Gastroesophageal cancer: Linxian is a small region in northern China where the incidence of cancer of the esophagus and stomach is very high (10 times higher than the average in China and 100 times higher than the average in the U.S. The soil in this region is low in molybdenum and other mineral elements, so dietary molybdenum is also low. Increased intake of nitrosamines, which are known carcinogens, may be one of a number of dietary and environmental factors that contributes to the development of gastroesophageal cancer in this population. Plants require molybdenum to synthesize nitrate reductase, a molybdoenzyme necessary for converting nitrates from the soil to amino acids. When soil molybdenum content is low, plant conversion of nitrates to nitrosamines increases, resulting in increased nitrosamine exposure for those who consume the plants. Adding molybdenum to the soil in the form of ammonium molybdenate may help decrease the risk of gastroesophageal cancer by limiting nitrosamine exposure.

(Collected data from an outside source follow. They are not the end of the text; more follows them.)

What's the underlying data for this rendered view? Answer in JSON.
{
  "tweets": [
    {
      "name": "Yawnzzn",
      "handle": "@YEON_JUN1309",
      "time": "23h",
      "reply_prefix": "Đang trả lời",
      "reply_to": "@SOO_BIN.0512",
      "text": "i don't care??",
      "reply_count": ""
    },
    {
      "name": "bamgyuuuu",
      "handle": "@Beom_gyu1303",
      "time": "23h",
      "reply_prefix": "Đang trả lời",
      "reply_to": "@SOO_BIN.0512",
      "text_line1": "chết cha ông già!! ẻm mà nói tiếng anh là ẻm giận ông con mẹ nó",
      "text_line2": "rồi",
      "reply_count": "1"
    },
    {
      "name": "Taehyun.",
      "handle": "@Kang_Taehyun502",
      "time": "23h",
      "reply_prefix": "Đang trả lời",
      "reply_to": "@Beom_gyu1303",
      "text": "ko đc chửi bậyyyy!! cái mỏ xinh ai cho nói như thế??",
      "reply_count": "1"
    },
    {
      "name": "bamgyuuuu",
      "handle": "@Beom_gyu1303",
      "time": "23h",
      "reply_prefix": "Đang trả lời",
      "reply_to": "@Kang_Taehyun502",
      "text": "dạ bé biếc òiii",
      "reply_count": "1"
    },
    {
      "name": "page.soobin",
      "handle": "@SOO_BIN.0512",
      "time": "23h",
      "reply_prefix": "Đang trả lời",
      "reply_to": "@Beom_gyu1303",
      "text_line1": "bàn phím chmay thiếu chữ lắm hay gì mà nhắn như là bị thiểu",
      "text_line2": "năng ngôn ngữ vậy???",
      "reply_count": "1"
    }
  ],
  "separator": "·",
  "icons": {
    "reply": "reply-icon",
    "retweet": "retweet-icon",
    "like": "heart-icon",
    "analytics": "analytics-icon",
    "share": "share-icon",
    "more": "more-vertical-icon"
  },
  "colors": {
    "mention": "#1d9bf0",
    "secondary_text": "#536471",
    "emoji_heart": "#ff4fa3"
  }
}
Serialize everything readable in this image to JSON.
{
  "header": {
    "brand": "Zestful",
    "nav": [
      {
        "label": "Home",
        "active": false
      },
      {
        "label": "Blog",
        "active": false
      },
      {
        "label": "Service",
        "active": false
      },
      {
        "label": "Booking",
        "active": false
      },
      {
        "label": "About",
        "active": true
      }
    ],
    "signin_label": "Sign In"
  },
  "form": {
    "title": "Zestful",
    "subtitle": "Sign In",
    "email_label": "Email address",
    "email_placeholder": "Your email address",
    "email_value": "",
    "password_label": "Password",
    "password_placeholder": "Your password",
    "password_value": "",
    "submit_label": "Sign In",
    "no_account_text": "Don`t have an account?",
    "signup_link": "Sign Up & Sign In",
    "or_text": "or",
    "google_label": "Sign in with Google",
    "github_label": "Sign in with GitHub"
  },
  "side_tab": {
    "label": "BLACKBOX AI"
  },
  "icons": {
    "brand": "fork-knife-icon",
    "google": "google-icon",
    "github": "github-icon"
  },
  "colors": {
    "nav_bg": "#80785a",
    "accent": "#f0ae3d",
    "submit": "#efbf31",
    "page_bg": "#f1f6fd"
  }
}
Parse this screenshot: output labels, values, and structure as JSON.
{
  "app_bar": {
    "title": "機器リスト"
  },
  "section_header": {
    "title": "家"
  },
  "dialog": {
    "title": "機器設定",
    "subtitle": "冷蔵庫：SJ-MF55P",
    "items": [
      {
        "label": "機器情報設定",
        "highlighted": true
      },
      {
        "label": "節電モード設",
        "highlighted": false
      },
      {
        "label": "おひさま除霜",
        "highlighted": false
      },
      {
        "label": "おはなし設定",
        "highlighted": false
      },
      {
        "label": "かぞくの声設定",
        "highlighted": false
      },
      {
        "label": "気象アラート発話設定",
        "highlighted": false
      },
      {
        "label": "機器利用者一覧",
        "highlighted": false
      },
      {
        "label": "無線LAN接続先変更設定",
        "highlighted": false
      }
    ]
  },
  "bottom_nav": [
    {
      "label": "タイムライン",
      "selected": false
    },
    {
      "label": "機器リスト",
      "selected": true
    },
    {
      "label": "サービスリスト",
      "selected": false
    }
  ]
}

It is not clear whether dietary molybdenum supplementation is beneficial in decreasing the risk of gastroesophageal cancer. In a large intervention trial, dietary supplementation of molybdenum (30 mcg/day) and vitamin C (120 mg/day) did not decrease the incidence of gastroesophageal cancer or other cancers in residents of Linxian over a five-year period.
Importance of Diet
For good health, it is important that you eat a balanced and varied diet. Follow carefully any diet program your health care professional may recommend. For your specific dietary vitamin and/or mineral needs, ask your health care professional for a list of appropriate foods. If you think that you are not getting enough vitamins and/or minerals in your diet, you may choose to take a dietary supplement. The amount of molybdenum in foods depends on the soil in which the food is grown. Some soils have more molybdenum than others. Peas, beans, cereal products, leafy vegetables, and low- fat milk are good sources of molybdenum.
Uses for Molybdenum
Preliminary evidence indicates that molybdenum, through its involvement in detoxifying sulfites, might reduce the risk of sulfite-reactive asthma attacks. However, a physician should be involved in the evaluation and use with sulfite sensitivity. Molybdenum is indicated in cases of molybdenum deficiency due to prolonged use of total parenteral nutrition. Despite some epidemiological evidence showing a higher incidence of esophageal carcinoma in those who live in areas where the soil is low in molybdenum, there is as not currently any indication for the use of supplemental molybdenum in the prevention of cancer. Claims that molybdenum may help prevent anemia, dental cavities, and help in cases of sexual impotence have no credible support.